I took him to the vet, who did some blood work. The lab showed he was having liver issues along with a lot of other problems. The vet sent me home with special food, sub-Q fluids and instructions on what to do.
I did my best to keep him alive for the next several months; hand feeding him with a syringe about every 15-20 minutes from sun up to sun down every day, giving the sub-Q fluids, etc. But sadly, in mid-November 2022 he died in severe pain.
We hesitantly decided to get a new kitty about four months later. Since the vet could never confirm what was wrong with our first kitty, we threw out all the old toys, the litter box, etc., and thoroughly cleaned everything before bringing the new family member home.
The only thing we kept was the food since it was a nearly new 20-pound bag, only about two cups had been removed from it, nothing went back into it so it should not have been contaminated in any way, it was stored in sealed food bins, and added to the fact that because assumed the mice had made him sick.
We adopted our new kitty from the local shelter. Before picking her up, the shelter had sent her to the vet to have her checked out and get her required shots. She had a clean bill of health.

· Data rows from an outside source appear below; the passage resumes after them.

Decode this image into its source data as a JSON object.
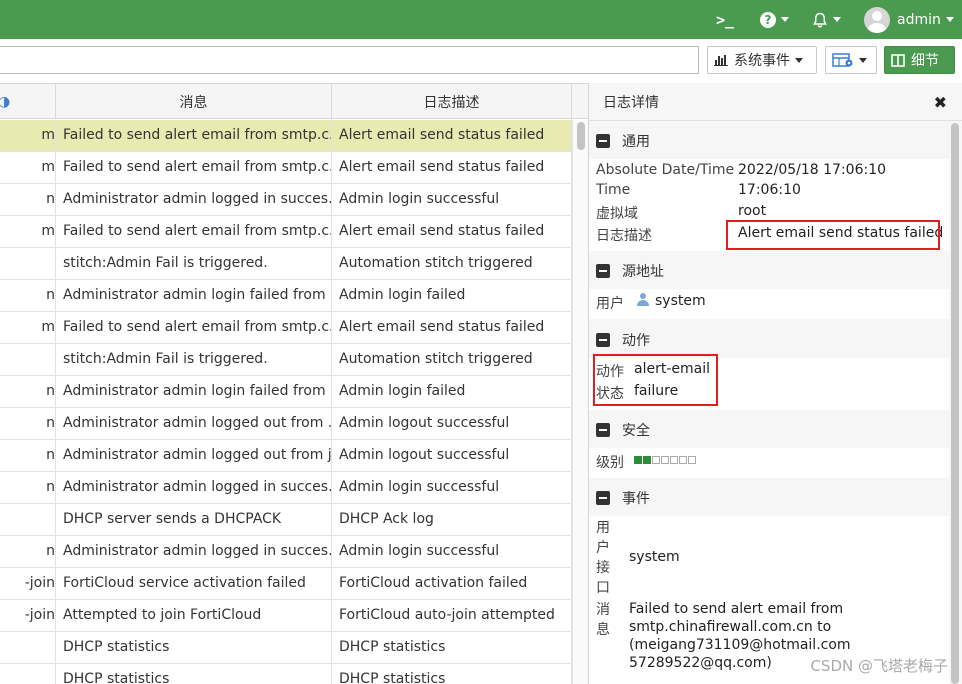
{
  "topbar": {
    "terminal_icon": "terminal-icon",
    "help_icon": "question-circle-icon",
    "bell_icon": "bell-icon",
    "user": "admin"
  },
  "toolbar": {
    "search_value": "",
    "events_label": "系统事件",
    "details_label": "细节"
  },
  "table": {
    "columns": [
      "",
      "消息",
      "日志描述"
    ],
    "rows": [
      {
        "c1": "m",
        "msg": "Failed to send alert email from smtp.c...",
        "desc": "Alert email send status failed",
        "selected": true
      },
      {
        "c1": "m",
        "msg": "Failed to send alert email from smtp.c...",
        "desc": "Alert email send status failed"
      },
      {
        "c1": "n",
        "msg": "Administrator admin logged in succes...",
        "desc": "Admin login successful"
      },
      {
        "c1": "m",
        "msg": "Failed to send alert email from smtp.c...",
        "desc": "Alert email send status failed"
      },
      {
        "c1": "",
        "msg": "stitch:Admin Fail is triggered.",
        "desc": "Automation stitch triggered"
      },
      {
        "c1": "n",
        "msg": "Administrator admin login failed from ...",
        "desc": "Admin login failed"
      },
      {
        "c1": "m",
        "msg": "Failed to send alert email from smtp.c...",
        "desc": "Alert email send status failed"
      },
      {
        "c1": "",
        "msg": "stitch:Admin Fail is triggered.",
        "desc": "Automation stitch triggered"
      },
      {
        "c1": "n",
        "msg": "Administrator admin login failed from ...",
        "desc": "Admin login failed"
      },
      {
        "c1": "n",
        "msg": "Administrator admin logged out from ...",
        "desc": "Admin logout successful"
      },
      {
        "c1": "n",
        "msg": "Administrator admin logged out from j...",
        "desc": "Admin logout successful"
      },
      {
        "c1": "n",
        "msg": "Administrator admin logged in succes...",
        "desc": "Admin login successful"
      },
      {
        "c1": "",
        "msg": "DHCP server sends a DHCPACK",
        "desc": "DHCP Ack log"
      },
      {
        "c1": "n",
        "msg": "Administrator admin logged in succes...",
        "desc": "Admin login successful"
      },
      {
        "c1": "-join",
        "msg": "FortiCloud service activation failed",
        "desc": "FortiCloud activation failed"
      },
      {
        "c1": "-join",
        "msg": "Attempted to join FortiCloud",
        "desc": "FortiCloud auto-join attempted"
      },
      {
        "c1": "",
        "msg": "DHCP statistics",
        "desc": "DHCP statistics"
      },
      {
        "c1": "",
        "msg": "DHCP statistics",
        "desc": "DHCP statistics"
      }
    ]
  },
  "panel": {
    "title": "日志详情",
    "general": {
      "title": "通用",
      "abs_label": "Absolute Date/Time",
      "abs_value": "2022/05/18 17:06:10",
      "time_label": "Time",
      "time_value": "17:06:10",
      "vdom_label": "虚拟域",
      "vdom_value": "root",
      "desc_label": "日志描述",
      "desc_value": "Alert email send status failed"
    },
    "source": {
      "title": "源地址",
      "user_label": "用户",
      "user_value": "system"
    },
    "action": {
      "title": "动作",
      "action_label": "动作",
      "action_value": "alert-email",
      "status_label": "状态",
      "status_value": "failure"
    },
    "security": {
      "title": "安全",
      "level_label": "级别",
      "level": 2,
      "level_max": 7
    },
    "event": {
      "title": "事件",
      "user_if_label": [
        "用",
        "户",
        "接",
        "口"
      ],
      "user_if_value": "system",
      "msg_label": [
        "消",
        "息"
      ],
      "msg_value": [
        "Failed to send alert email from",
        "smtp.chinafirewall.com.cn to",
        "(meigang731109@hotmail.com",
        "57289522@qq.com)"
      ]
    }
  },
  "watermark": "CSDN @飞塔老梅子"
}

I had purchased a new litter box and a few toys but didn’t get new food right away. Within just three days of eating the food, she started showing the exact same symptoms our first kitty had shown. I did not want to lose her, too.
After a lot of research, including reading reports from other countries, I found there was a possibility of mycotoxins in the cat food.
At this point I was already having to force feed her since she was not eating on her own. Fortunately, I was already set up to do this due to our previous kitty. I then began adding colloidal silver to her food and water; one of the few good brands according to the study above. After about two weeks she began to occasionally pick at her food, and I started decreasing the amount of colloidal silver in her diet. After another two weeks she was fully weaned off the hand feedings and the silver. After another few weeks we all noticed how she was back up to her original weight and showcasing a shiny soft fur coat while purring like crazy again.
There are dangers and concerns about using colloidal silver, including misleading statements promoting it as a cure-all, but I feel, in this instance, it made a positive difference for which I am thankful.